While I’m waiting, I add some powdered milk to the milk to give it more body. If I’m using a quart of milk, I use enough powdered milk to make another quart of milk. That way I have double-milk yogurt when I’m done.
After the water gets a good boil going, I take the pot of hot double-milk, and place it in my sink, which is nearly full of cold water. I stir the double-milk till the steam stops rising. Then I grab my trusty little thermometer and check the temp.
Somewhere around 110′ F is good. Once that is reached, I take the pot out of the water. I add a couple of heaping spoons of yogurt to the milk and stir. Then I pour the whole mess into my yogurt maker and wait about 6 hours.
Some people just wrap the pot of inoculated milk with a heating pad to keep it warm. Some folks slide the thing into the oven and leave the light on for it. Yogurt is created by a couple of different bacteria. One likes to live around 111′ F, the other around 114′ F. I don’t trust a heating pad or my oven to maintain the right temperature.

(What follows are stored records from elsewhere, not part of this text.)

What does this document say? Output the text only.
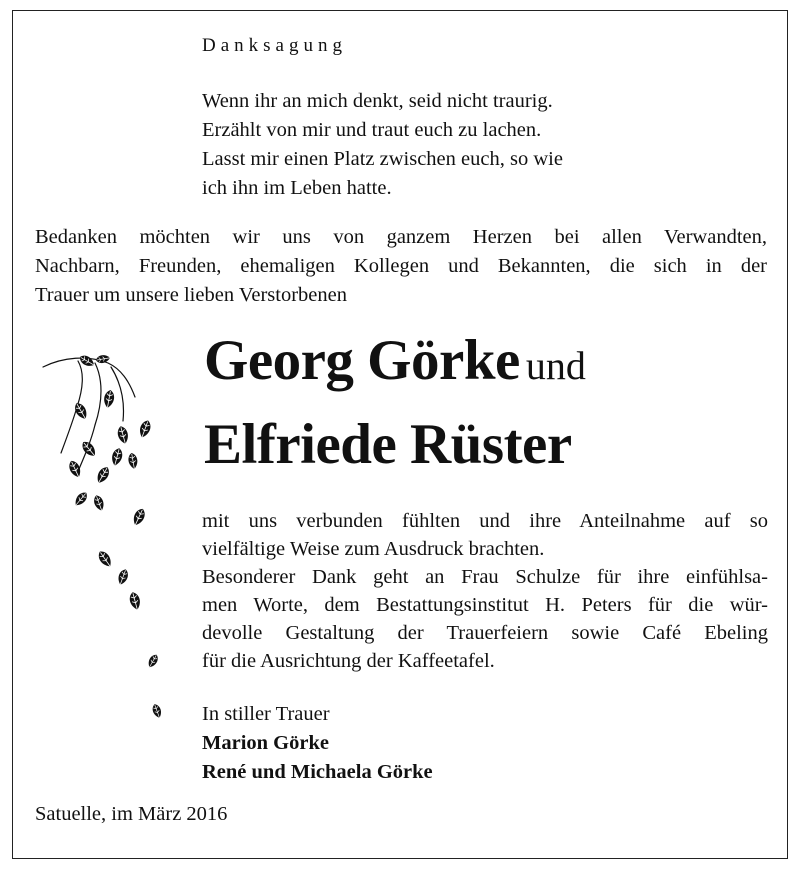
Danksagung
Wenn ihr an mich denkt, seid nicht traurig.
Erzählt von mir und traut euch zu lachen.
Lasst mir einen Platz zwischen euch, so wie
ich ihn im Leben hatte.
Bedanken möchten wir uns von ganzem Herzen bei allen Verwandten,
Nachbarn, Freunden, ehemaligen Kollegen und Bekannten, die sich in der
Trauer um unsere lieben Verstorbenen
Georg Görke und
Elfriede Rüster
mit uns verbunden fühlten und ihre Anteilnahme auf so
vielfältige Weise zum Ausdruck brachten.
Besonderer Dank geht an Frau Schulze für ihre einfühlsa-
men Worte, dem Bestattungsinstitut H. Peters für die wür-
devolle Gestaltung der Trauerfeiern sowie Café Ebeling
für die Ausrichtung der Kaffeetafel.
In stiller Trauer
Marion Görke
René und Michaela Görke
Satuelle, im März 2016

I live in a drafty world. You want to keep the little yogurt fellers happy after all, or they won’t do their job to keep you happy.

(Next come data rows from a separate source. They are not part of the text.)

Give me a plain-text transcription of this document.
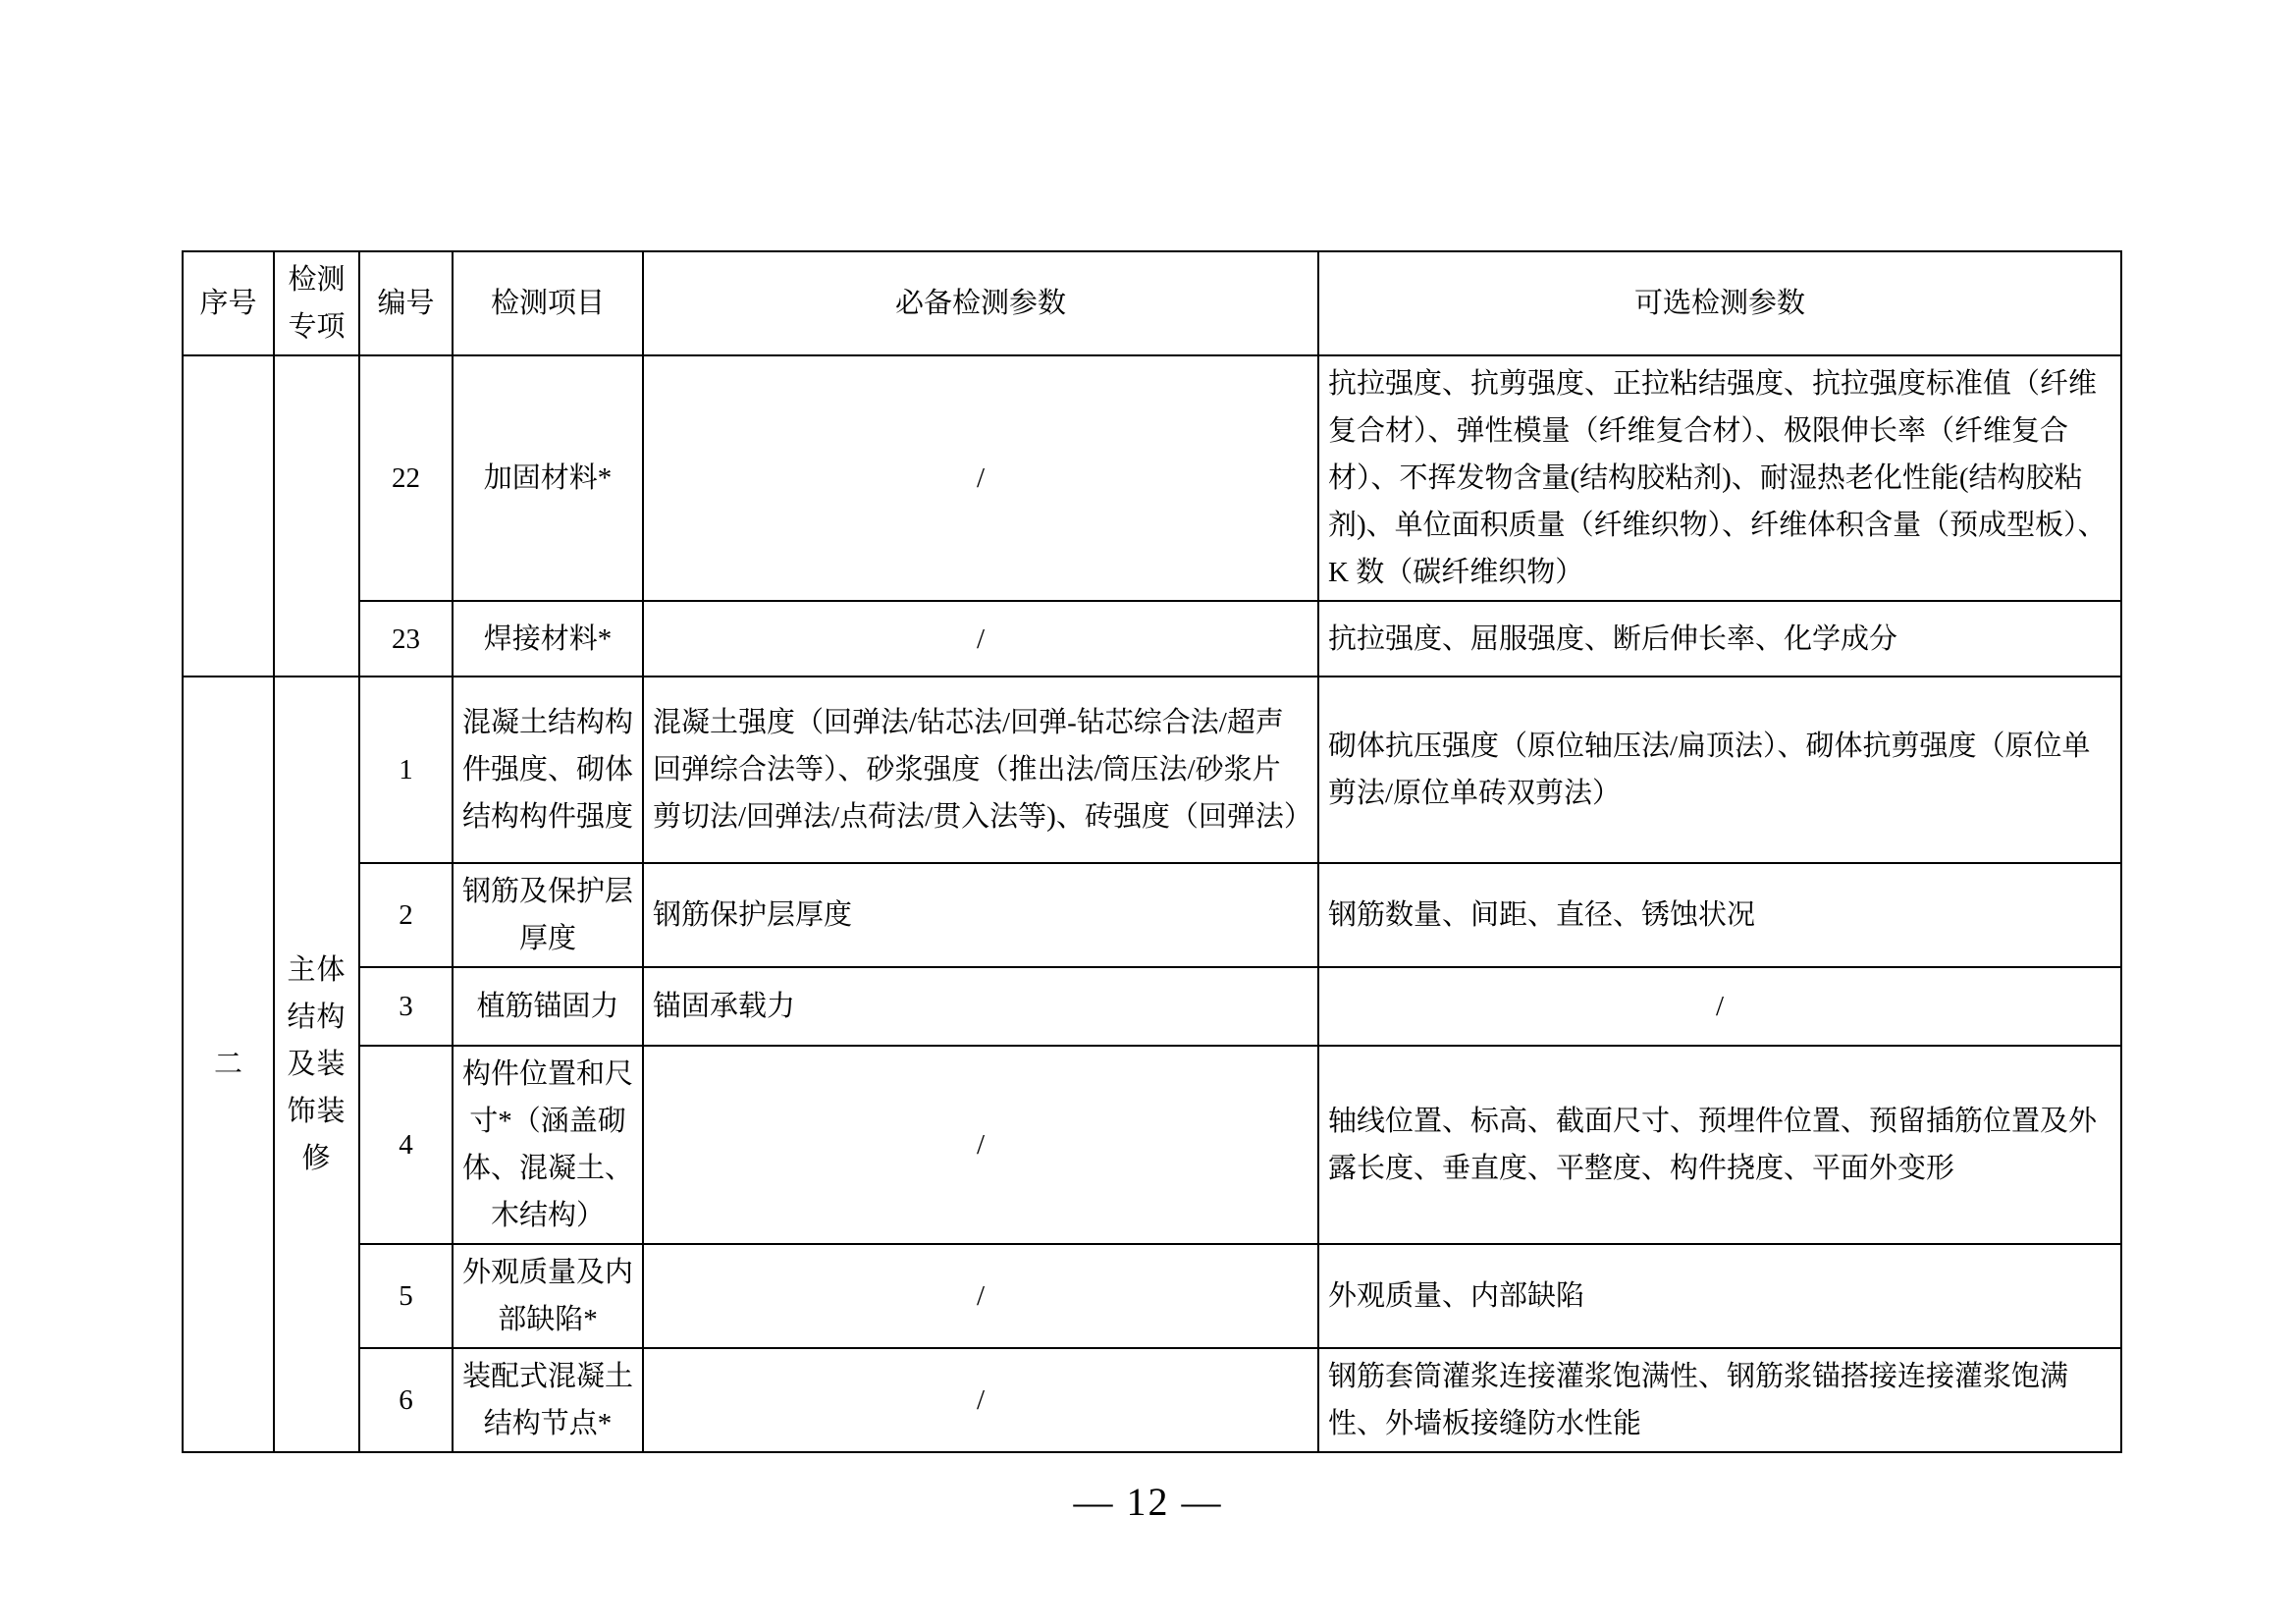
序号	检测专项	编号	检测项目	必备检测参数	可选检测参数
		22	加固材料*	/	抗拉强度、抗剪强度、正拉粘结强度、抗拉强度标准值（纤维复合材）、弹性模量（纤维复合材）、极限伸长率（纤维复合材）、不挥发物含量(结构胶粘剂)、耐湿热老化性能(结构胶粘剂)、单位面积质量（纤维织物）、纤维体积含量（预成型板）、K 数（碳纤维织物）
		23	焊接材料*	/	抗拉强度、屈服强度、断后伸长率、化学成分
二	主体结构及装饰装修	1	混凝土结构构件强度、砌体结构构件强度	混凝土强度（回弹法/钻芯法/回弹-钻芯综合法/超声回弹综合法等）、砂浆强度（推出法/筒压法/砂浆片剪切法/回弹法/点荷法/贯入法等)、砖强度（回弹法）	砌体抗压强度（原位轴压法/扁顶法）、砌体抗剪强度（原位单剪法/原位单砖双剪法）
		2	钢筋及保护层厚度	钢筋保护层厚度	钢筋数量、间距、直径、锈蚀状况
		3	植筋锚固力	锚固承载力	/
		4	构件位置和尺寸*（涵盖砌体、混凝土、木结构）	/	轴线位置、标高、截面尺寸、预埋件位置、预留插筋位置及外露长度、垂直度、平整度、构件挠度、平面外变形
		5	外观质量及内部缺陷*	/	外观质量、内部缺陷
		6	装配式混凝土结构节点*	/	钢筋套筒灌浆连接灌浆饱满性、钢筋浆锚搭接连接灌浆饱满性、外墙板接缝防水性能
— 12 —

Once upon the time I used a yogurt maker that came with several different ceramic cups with plastic lids. I topped them each up with inoculated double-milk, and put them in their little warming coves of the yogurt maker. The cups were handy, if brittle. Just the right size for one serving. But somehow it wasn’t as handy as bulk yogs. So I use this Yogourmet Electric Yogurt Maker. In fact I’ve got 2 of them so I can make a gallon and 1/4 at a time.
The first time, you get your yogurt starter from some store-bought yogurt. I tend to stay away from Dannon or other national brands and look for something more local. But if it says “active cultures” that should pretty much guarantee that it’ll work for you. After that first time, you save back a little of your own yogurt to make the next batch.
Some folks say that over time their yogurt gets too sour, so they get fresh starter frequently. I only go to the store for fresh starter when I’ve made a bad mistake. For instance, do NOT try using buttermilk to make the yogurt. Originally buttermilk was made the same way yogurt is. Nowadays it’s more likely that they just add some kind of acid to regular milk, and some thickeners. Anyway, the acidity keeps the yogurt cultures from growing. You end up with warm buttermilk. Mmmm. Hey, let’s go buy some new yogurt starter!
One time I was in the middle of vacuuming by the time the water started to boil. Being busy and indisposed and all, I let the boiling go on for a long time. The yogs came out interesting: like marshmallow creme without the sticky. Or like in John Carpenter’s The Thing, when they stick the hot poker into the sample of blood. Kinda creepy. Hey, let’s go buy some new yogurt starter!
You get the idea.
This is where the freeze-dried fruit comes in handy. Just stir some into the yogurt, give it a minute to re-hydrate, and you’ve got fruit flavored sour stuff!